Assembly and annotation of genomes for Macquarie perch and golden perch
Illumina reads, adapter-trimmed using fastp v0.19.5 (Chen, Zhou, Chen, & Gu, 2018), and Nanopore long reads were hybrid assembled de novo using MaSuRCA v3.2.4 (Zimin et al., 2017). The short Illumina reads were first error-corrected and used to construct contigs by the de Bruijn graph approach, which then were used to error-correct the Nanopore long reads, generating “mega read” contigs for Overlap-Layout-Consensus assembly. Genome completeness was assessed using BUSCO v4 (Seppey, Manni, & Zdobnov, 2019) with default setting, based on the actinopterygii_odb10 database.
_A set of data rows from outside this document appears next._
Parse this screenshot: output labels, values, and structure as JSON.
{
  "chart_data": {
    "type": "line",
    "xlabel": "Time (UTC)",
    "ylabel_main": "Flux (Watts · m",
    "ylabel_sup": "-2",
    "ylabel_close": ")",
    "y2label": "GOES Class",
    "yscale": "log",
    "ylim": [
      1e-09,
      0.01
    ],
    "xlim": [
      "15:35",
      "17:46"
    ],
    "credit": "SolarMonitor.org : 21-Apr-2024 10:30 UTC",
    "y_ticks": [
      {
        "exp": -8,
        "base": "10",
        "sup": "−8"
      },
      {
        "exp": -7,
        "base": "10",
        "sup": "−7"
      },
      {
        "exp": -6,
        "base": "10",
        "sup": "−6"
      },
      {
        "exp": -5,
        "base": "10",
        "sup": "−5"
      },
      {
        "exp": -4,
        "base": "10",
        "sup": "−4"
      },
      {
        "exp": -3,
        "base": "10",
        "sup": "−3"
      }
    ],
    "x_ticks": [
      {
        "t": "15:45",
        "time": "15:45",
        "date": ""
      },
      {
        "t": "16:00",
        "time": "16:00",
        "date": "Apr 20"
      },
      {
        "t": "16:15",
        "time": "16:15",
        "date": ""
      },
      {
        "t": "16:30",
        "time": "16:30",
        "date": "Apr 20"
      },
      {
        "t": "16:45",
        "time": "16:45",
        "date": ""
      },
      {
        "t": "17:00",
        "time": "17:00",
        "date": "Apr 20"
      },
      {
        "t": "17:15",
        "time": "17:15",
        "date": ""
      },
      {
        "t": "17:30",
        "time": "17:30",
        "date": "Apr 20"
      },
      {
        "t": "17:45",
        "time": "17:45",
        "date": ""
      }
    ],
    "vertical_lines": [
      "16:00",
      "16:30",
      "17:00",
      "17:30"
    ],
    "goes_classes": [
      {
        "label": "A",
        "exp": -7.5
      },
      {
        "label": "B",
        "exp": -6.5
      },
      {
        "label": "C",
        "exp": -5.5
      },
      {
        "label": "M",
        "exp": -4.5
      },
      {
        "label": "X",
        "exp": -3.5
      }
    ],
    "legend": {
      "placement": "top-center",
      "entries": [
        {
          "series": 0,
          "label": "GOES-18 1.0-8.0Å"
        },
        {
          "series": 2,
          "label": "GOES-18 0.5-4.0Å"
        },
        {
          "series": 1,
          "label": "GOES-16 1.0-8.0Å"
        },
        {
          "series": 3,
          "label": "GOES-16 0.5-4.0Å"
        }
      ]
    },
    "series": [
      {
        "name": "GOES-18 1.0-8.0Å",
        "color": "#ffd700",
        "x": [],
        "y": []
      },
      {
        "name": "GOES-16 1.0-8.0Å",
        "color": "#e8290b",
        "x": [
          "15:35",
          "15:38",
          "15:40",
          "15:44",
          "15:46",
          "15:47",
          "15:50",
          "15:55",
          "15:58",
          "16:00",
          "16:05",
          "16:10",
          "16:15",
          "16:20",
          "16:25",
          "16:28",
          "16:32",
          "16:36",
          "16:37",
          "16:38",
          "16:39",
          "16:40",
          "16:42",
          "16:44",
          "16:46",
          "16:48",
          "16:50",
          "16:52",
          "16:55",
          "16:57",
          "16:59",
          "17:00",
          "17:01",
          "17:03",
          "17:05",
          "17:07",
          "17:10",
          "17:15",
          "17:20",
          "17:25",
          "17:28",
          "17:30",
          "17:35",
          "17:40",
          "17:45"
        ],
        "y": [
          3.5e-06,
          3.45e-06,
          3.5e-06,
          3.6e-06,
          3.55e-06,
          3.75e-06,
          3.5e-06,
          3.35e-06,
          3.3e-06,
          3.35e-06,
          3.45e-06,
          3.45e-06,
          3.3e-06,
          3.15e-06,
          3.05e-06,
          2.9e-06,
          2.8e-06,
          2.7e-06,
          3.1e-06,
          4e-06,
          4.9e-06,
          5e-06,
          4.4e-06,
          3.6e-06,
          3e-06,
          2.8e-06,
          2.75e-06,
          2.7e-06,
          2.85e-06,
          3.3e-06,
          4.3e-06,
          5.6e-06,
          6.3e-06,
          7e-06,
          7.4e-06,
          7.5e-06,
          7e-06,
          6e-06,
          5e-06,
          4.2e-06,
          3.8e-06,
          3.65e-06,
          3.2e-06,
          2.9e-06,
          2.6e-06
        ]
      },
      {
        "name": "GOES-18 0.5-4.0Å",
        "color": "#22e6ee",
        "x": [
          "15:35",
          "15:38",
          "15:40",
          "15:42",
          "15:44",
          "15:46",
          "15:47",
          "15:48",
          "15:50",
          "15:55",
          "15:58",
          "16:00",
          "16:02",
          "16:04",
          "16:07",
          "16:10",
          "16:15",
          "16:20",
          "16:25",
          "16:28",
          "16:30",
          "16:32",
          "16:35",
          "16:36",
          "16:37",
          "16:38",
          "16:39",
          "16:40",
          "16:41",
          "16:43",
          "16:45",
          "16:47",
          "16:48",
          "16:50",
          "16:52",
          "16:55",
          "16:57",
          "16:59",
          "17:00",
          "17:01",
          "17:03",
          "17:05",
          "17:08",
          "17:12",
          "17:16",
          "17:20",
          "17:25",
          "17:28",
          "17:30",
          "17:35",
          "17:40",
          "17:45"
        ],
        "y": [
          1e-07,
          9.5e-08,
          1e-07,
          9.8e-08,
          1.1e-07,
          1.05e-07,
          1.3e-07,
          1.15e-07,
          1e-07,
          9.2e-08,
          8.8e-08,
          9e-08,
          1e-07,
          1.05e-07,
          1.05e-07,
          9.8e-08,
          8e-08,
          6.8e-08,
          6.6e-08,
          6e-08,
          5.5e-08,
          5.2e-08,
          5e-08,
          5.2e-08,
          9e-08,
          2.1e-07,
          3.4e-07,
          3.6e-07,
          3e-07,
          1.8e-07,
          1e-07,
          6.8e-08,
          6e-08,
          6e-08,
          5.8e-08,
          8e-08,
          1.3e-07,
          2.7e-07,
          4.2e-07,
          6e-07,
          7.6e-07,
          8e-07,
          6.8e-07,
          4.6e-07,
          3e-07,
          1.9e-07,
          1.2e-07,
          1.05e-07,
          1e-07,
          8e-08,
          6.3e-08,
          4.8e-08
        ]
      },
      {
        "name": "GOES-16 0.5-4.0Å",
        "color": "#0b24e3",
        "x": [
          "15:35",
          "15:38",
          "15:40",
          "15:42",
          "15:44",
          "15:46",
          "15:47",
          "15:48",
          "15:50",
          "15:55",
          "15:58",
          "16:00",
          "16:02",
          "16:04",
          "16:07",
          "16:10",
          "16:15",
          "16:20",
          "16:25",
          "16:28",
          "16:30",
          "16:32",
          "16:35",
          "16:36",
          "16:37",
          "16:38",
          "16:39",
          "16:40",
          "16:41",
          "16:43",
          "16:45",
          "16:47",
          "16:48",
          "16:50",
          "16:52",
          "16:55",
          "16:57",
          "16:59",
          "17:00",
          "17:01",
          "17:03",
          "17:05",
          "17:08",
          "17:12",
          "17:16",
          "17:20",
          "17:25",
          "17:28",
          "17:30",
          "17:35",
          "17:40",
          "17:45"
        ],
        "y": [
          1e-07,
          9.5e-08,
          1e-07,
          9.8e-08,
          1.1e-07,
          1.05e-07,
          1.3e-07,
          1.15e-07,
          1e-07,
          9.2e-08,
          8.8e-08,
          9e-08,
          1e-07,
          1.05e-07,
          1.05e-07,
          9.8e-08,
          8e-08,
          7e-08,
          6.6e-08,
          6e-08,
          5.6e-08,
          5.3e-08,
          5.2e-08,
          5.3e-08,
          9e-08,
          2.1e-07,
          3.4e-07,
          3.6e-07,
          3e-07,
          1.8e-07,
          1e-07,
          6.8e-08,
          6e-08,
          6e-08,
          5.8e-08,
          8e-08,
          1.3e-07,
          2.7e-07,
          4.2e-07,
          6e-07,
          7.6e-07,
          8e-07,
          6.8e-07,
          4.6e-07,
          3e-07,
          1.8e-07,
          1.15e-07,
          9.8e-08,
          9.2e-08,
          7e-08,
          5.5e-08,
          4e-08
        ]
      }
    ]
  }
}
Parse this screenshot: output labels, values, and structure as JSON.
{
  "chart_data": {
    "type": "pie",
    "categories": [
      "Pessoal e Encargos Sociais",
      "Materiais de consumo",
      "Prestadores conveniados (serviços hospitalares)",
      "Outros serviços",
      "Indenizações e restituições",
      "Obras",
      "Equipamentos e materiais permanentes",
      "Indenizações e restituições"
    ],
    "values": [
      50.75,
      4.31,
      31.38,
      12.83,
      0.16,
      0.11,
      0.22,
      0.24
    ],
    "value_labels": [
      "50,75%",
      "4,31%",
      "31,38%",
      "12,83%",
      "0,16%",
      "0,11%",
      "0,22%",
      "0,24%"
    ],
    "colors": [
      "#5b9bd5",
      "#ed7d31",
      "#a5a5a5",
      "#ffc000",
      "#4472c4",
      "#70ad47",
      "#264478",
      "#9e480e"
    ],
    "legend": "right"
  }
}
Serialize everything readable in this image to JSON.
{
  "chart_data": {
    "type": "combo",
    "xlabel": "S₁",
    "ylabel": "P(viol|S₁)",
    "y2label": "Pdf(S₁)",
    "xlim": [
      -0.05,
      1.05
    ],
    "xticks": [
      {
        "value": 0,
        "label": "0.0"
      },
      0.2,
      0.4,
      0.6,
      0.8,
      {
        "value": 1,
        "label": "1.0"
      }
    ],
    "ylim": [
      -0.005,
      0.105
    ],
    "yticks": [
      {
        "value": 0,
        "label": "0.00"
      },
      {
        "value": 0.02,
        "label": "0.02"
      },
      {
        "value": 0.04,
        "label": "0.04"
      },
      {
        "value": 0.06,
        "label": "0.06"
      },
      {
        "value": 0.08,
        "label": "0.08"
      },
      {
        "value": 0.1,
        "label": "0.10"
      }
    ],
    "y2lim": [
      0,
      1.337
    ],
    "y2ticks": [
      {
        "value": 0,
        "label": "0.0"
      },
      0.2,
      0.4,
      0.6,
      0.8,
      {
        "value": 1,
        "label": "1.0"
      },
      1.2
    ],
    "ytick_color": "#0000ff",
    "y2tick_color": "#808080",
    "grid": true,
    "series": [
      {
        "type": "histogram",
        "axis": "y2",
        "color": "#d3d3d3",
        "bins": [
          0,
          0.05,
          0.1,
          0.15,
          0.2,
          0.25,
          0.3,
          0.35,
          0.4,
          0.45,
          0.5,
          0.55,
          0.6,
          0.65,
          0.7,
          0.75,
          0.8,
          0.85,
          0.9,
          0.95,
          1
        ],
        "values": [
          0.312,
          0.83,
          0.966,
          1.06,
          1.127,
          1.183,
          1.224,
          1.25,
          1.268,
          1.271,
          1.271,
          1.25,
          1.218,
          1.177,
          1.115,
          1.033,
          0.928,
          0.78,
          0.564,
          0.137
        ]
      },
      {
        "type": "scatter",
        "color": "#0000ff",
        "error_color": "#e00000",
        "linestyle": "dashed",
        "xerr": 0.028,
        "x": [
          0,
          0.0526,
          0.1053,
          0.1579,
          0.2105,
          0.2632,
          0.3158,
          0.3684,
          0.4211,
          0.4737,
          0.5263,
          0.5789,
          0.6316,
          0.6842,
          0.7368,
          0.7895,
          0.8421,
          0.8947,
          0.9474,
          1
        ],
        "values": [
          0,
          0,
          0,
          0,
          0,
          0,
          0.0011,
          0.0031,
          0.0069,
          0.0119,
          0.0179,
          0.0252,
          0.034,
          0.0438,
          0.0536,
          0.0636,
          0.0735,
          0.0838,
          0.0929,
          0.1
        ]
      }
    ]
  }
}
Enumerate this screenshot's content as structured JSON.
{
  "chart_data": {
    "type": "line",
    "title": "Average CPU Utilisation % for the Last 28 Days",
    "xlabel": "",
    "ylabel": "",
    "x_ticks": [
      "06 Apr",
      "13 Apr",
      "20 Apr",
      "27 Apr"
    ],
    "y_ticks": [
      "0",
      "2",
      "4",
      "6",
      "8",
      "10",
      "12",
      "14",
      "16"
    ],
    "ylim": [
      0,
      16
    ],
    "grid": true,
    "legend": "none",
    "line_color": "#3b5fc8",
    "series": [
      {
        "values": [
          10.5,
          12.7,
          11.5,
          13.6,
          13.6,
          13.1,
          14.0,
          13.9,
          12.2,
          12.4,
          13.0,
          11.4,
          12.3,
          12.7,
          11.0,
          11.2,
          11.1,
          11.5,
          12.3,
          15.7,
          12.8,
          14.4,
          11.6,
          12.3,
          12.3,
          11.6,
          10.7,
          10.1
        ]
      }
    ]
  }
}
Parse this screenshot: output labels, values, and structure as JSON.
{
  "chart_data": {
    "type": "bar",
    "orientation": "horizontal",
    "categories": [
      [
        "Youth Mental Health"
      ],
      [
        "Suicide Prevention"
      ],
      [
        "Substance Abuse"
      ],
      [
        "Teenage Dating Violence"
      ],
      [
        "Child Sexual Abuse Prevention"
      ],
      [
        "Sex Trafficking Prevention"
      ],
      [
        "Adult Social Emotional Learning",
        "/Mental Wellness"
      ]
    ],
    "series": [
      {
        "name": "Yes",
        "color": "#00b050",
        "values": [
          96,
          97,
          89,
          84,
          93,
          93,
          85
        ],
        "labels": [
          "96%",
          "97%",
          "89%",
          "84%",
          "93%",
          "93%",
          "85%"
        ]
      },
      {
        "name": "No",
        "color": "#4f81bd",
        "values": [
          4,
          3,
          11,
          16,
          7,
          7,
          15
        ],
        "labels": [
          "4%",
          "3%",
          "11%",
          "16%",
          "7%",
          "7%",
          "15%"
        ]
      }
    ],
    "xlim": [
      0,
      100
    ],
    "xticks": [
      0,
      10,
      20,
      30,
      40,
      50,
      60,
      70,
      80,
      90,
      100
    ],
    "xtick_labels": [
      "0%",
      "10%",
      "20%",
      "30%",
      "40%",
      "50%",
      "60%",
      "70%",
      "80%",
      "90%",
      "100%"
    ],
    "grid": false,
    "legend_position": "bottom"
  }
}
A repeat library was constructed de novo for the assembled genome with RepeatModeler2 (Flynn et al., 2020), and used to repeat-mask (soft-mask) the genome with RepeatMasker v 4.0.9 (Smit, Hubley, & Green, 2013-2015). Transcriptome reads were aligned to the repeat-masked genome using STAR v2.7.1a (Dobin et al., 2013). The transcriptome alignment (single-species bam file) and repeat-masked genome were used as the input for protein coding gene prediction in BRAKER v2.1.2 (Bruna, Hoff, Stanke, Lomsadze, & Borodovsky, 2020). Functional annotation of the predicted proteomes was completed using InterProScan 5 (Jones et al., 2014).